Actual memory depends on: - Column data types (strings use more than integers) - String lengths and cardinality - Pandas internal optimizations

Reducing Memory Usage

For large datasets, consider:

  1. Pre-filter rows before calling infer():

    sample_df = large_df.sample(n=100_000)
    result = infer(sample_df)
    

  2. Load specific columns:

    df = pd.read_csv("large.csv", usecols=["col1", "col2", "col3"])
    result = infer(df)
    

  3. Use chunked loading for very large files:

    # Sample from a large file without loading it all
    chunks = pd.read_csv("huge.csv", chunksize=100_000)
    sample = next(chunks)  # First 100K rows
    result = infer(sample)
    

Grain Inference Complexity

Grain inference tests column combinations for uniqueness.
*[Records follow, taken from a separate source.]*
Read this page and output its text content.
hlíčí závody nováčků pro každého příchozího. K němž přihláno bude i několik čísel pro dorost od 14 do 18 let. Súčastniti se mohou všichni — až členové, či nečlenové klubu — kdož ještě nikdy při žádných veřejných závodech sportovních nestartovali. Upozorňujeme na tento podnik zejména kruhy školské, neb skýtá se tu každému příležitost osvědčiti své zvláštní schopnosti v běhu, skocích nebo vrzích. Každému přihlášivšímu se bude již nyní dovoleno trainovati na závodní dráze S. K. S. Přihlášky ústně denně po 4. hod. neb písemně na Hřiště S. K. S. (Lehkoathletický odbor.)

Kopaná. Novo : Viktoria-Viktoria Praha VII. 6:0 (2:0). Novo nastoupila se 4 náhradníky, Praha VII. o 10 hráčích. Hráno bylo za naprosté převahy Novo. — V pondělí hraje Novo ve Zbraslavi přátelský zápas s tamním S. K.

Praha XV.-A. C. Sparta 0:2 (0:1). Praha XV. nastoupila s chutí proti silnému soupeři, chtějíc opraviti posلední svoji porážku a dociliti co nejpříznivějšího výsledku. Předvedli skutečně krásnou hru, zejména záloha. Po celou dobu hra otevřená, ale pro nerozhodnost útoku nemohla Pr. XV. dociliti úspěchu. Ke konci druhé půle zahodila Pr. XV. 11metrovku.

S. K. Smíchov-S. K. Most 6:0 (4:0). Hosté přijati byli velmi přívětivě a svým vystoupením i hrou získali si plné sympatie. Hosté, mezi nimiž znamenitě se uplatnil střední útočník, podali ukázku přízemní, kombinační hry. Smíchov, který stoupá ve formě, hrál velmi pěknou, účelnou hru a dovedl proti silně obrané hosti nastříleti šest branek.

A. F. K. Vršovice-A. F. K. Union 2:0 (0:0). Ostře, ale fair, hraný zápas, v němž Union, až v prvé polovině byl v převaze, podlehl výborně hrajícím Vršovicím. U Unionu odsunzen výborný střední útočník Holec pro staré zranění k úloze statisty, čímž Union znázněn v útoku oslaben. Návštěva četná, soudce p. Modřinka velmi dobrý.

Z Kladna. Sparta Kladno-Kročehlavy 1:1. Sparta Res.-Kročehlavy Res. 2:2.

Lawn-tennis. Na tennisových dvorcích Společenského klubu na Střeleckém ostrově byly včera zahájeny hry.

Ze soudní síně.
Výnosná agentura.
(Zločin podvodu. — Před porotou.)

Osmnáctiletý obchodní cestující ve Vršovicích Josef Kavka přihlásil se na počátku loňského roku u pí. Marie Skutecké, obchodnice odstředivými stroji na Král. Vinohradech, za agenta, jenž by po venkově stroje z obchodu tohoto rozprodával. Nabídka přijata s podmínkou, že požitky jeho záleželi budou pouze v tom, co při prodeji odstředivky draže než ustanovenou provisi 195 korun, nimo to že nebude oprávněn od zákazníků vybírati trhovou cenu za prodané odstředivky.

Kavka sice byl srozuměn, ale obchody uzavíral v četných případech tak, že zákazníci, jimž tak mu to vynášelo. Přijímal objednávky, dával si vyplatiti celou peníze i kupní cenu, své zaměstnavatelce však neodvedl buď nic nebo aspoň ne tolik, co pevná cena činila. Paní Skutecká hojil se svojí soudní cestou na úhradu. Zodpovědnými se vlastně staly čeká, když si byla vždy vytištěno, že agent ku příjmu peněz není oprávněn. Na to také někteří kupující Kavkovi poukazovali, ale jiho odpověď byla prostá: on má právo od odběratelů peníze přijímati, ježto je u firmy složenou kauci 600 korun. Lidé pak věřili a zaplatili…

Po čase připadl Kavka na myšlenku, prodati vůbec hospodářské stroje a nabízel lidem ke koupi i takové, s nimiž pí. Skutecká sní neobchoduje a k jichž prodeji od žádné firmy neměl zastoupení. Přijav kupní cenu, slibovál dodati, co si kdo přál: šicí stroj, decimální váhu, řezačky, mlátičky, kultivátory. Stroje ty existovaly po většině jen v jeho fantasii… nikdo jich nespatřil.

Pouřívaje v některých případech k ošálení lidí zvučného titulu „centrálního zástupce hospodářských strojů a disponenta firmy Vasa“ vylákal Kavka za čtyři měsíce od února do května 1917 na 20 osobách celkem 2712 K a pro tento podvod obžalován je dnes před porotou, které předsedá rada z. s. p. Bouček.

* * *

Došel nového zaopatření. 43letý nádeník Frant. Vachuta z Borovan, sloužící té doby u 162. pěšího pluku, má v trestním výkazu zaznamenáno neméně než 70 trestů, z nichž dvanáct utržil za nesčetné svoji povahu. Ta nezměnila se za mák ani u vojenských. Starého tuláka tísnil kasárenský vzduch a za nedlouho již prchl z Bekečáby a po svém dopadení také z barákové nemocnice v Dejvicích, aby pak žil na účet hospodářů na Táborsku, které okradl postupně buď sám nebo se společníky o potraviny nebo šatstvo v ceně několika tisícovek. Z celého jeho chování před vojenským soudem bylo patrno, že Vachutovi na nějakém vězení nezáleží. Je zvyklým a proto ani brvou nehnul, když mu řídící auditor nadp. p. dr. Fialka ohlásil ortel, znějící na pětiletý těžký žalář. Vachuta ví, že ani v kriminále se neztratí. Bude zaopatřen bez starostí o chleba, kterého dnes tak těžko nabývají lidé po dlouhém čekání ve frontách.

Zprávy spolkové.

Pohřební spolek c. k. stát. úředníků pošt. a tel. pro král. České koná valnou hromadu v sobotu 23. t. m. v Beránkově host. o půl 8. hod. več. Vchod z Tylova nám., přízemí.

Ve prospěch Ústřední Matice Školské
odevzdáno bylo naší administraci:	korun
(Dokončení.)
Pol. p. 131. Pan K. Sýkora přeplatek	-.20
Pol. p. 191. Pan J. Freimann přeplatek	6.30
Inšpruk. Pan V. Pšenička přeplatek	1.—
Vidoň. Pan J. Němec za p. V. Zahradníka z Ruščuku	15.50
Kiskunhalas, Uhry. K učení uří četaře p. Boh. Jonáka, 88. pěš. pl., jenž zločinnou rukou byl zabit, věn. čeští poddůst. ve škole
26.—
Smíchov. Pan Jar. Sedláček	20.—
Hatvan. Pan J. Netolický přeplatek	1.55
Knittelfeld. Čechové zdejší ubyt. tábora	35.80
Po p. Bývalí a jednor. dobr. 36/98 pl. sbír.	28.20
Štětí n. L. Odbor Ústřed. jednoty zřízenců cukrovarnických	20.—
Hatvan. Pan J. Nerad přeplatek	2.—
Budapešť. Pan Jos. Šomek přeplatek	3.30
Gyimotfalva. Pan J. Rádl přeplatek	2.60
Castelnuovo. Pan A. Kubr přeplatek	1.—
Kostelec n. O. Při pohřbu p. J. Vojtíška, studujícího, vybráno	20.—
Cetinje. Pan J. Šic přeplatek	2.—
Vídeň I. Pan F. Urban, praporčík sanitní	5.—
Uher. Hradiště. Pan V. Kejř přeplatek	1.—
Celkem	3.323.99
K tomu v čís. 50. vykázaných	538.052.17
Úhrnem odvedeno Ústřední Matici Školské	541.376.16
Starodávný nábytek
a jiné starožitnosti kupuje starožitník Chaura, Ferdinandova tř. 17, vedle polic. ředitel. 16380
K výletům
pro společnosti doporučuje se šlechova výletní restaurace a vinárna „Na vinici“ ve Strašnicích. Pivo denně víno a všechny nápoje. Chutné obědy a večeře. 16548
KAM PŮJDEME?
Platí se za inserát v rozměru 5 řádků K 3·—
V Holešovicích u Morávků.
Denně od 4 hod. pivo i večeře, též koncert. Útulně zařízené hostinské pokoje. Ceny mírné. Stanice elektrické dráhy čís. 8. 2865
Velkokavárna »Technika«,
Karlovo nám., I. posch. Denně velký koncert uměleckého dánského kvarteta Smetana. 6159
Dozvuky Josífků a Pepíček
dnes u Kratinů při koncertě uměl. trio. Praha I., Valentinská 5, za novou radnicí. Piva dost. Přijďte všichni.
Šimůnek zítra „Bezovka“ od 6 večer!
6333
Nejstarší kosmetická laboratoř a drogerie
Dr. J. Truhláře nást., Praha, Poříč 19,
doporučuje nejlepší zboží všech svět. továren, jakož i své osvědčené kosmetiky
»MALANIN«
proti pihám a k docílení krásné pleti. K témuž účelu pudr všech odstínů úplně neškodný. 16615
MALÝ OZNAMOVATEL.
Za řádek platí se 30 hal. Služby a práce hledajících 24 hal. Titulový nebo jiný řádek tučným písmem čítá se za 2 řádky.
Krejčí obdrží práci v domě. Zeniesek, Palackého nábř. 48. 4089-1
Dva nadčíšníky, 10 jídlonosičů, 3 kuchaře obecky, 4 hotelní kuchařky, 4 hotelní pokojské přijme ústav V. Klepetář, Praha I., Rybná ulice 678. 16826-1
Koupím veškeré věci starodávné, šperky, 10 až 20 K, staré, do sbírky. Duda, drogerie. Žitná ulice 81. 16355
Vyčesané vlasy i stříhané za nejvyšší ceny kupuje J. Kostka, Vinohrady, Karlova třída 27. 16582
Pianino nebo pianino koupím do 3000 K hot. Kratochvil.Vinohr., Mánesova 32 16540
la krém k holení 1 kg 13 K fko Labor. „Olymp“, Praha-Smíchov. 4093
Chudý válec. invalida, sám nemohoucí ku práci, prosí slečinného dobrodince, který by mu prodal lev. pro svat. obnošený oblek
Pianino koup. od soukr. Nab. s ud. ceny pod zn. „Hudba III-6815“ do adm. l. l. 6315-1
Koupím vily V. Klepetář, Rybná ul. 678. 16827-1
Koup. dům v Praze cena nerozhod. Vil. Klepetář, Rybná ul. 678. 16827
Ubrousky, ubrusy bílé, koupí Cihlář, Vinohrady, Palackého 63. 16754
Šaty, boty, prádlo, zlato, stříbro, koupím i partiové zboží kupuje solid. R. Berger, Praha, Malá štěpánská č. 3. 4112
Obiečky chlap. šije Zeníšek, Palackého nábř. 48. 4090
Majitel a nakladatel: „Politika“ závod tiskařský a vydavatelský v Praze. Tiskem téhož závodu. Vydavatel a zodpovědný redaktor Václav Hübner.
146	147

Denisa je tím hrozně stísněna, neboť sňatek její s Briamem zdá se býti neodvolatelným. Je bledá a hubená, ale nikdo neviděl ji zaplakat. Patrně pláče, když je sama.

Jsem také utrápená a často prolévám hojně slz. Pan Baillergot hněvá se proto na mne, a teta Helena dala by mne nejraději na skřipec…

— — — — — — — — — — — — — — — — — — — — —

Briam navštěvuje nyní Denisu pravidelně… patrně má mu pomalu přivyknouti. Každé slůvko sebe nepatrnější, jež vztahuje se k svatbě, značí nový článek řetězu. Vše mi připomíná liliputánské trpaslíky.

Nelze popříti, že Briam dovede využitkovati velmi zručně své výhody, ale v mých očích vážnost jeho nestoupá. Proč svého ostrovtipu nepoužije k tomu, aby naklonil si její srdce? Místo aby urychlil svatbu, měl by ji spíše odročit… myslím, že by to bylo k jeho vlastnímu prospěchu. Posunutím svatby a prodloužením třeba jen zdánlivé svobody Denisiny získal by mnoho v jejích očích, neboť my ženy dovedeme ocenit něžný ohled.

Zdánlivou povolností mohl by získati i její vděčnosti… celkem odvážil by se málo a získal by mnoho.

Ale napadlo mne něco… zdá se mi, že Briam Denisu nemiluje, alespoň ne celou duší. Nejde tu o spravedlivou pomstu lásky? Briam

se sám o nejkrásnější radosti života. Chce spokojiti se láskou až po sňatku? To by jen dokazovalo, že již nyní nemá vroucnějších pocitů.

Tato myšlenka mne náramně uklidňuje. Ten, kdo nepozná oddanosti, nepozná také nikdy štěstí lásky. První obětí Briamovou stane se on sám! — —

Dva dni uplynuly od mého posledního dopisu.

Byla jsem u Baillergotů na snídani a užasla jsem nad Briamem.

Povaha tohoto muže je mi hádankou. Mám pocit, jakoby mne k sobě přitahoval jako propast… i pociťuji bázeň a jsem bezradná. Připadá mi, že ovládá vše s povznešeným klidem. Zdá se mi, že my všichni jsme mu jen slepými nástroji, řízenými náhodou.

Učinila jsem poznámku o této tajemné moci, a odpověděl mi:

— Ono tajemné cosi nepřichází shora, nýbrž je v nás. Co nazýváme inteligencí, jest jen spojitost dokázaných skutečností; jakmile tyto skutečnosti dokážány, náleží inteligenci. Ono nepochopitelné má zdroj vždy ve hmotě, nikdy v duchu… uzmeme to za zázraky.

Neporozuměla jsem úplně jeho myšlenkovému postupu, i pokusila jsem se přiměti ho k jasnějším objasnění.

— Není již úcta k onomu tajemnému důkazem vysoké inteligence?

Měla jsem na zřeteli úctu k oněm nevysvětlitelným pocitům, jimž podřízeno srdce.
This has combinatorial complexity.

Limits

Setting Default Purpose
max_grain_columns 4 Maximum columns in composite key
Candidate limit 20 Maximum columns to test combinations
Score threshold 0.15 Minimum score to consider candidate

Combinatorial Growth

Testing all combinations of N columns from C candidates:

Candidates Max Cols Combinations Tested
10 4 385
15 4 1,940
20 4 6,195

Each combination requires a uniqueness check (groupby operation), so inference time grows with dataset size and candidate count.

Performance Tuning

For faster inference on large datasets:

from datasculpt.core.types import InferenceConfig

# Faster: fewer grain columns tested
fast_config = InferenceConfig(max_grain_columns=2)

# Slower but more thorough
thorough_config = InferenceConfig(max_grain_columns=5)

Expected Behavior with Large Datasets

Sub-second (< 1s)

  • Small datasets (< 10K rows)
  • Few columns (< 20)
  • Simple grain (single column unique)

1-10 seconds

  • Medium datasets (10K - 100K rows)
  • Moderate columns (20-50)
  • Composite grain search

10+ seconds

  • Large datasets (> 100K rows)
  • Many columns (> 50)
  • Complex grain (3-4 column combinations)
  • External adapters enabled (Frictionless, DataProfiler)

Optimization Tips

  1. Disable unused adapters:

    config = InferenceConfig(
        use_frictionless=False,
        use_dataprofiler=False,
    )
    

  2. Reduce grain search space:

    config = InferenceConfig(max_grain_columns=2)
    

  3. Pre-sample large datasets:

    result = infer(df.sample(n=50_000))
    

Supported File Formats

Format Extension Notes
CSV .csv Via pd.read_csv
Excel .xlsx, .xls Via pd.read_excel
Parquet .parquet Via pd.read_parquet
Stata .dta Via pd.read_stata

All formats are loaded entirely into memory. For very large files in Parquet or CSV format, consider pre-filtering with pandas before calling infer().